抄録
イネ(Oryza sativa L. 品種・日本晴)の硝酸トランスポーター遺伝子NRT2をイネゲノムデータベースより4つ抽出した。NRT2.1とNRT2.2は同じORFを持っているが、それぞれのUTRの塩基配列は異なる。NRT2.3とNRT2.4は アミノ酸レベルで46.3%の相同性を示した。本研究ではNRT2sと硝酸吸収との関連性を明らかにするため、これらの遺伝子の発現解析を行った。
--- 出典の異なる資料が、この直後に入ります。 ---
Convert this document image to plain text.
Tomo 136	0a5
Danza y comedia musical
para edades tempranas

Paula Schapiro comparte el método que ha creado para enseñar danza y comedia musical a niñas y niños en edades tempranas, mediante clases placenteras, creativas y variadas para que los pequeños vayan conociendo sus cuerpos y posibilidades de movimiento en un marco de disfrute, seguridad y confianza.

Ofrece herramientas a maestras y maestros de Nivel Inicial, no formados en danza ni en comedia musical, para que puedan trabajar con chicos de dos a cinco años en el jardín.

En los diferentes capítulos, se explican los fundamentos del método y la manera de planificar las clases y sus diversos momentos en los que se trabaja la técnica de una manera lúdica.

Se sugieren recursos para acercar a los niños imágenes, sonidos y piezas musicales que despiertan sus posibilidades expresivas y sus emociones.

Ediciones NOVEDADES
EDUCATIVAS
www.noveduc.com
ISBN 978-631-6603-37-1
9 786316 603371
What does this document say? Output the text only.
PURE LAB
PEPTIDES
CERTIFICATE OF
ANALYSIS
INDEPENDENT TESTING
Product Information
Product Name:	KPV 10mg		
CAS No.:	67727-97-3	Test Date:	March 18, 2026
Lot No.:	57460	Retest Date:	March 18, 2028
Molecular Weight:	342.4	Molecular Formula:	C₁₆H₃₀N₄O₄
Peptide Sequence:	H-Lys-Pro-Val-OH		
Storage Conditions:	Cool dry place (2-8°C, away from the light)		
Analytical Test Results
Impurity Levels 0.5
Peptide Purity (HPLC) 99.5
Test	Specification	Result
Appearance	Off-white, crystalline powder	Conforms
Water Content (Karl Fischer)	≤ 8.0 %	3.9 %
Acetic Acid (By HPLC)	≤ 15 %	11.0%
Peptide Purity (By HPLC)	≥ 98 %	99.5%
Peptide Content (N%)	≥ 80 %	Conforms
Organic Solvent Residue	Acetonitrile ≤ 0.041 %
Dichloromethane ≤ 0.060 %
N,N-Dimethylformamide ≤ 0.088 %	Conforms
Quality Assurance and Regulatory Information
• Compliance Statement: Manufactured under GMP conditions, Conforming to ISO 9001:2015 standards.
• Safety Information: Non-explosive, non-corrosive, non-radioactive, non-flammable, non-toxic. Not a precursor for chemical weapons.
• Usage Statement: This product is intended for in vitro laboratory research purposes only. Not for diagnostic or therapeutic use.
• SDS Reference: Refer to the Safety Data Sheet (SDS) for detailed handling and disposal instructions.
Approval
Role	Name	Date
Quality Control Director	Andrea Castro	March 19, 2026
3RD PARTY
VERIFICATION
脱塩水で3週間育てたイネをCaSO4溶液(N-free前処理)あるいは同溶液に (NH4)2SO4を加えた溶液(NH4+前処理)で20時間前処理した後、KNO3溶液に浸漬し経時的なNRT2s発現をRT-PCR法で解析した。その結果、NRT2.1は硝酸により発現が誘導されること、NH4+前処理により発現誘導時間が遅れることが認められた。NRT2.2は硝酸によって誘導されたが、NH4+前処理による発現抑制は認められなかった。NRT2.3は構成的に発現し、前処理に関係なくほぼ一定の発現量を示した。NRT2.4の発現はNRT2.1と同様の傾向を示したが発現量は少なく、その発現量は時間経過とNH4+前処理によって低下した。
イネには硝酸吸収開始までに硝酸処理から1時間のタイムラグが認められた。さらに、その硝酸吸収をNH4+前処理とN-free前処理の場合と比較したところ、硝酸吸収の開始時間に約1~2時間の遅れが認められた。この結果はNRT2.1の発現パターンと似ており、NRT2.1が根からの硝酸吸収の重要な役割を担っていることが示唆された。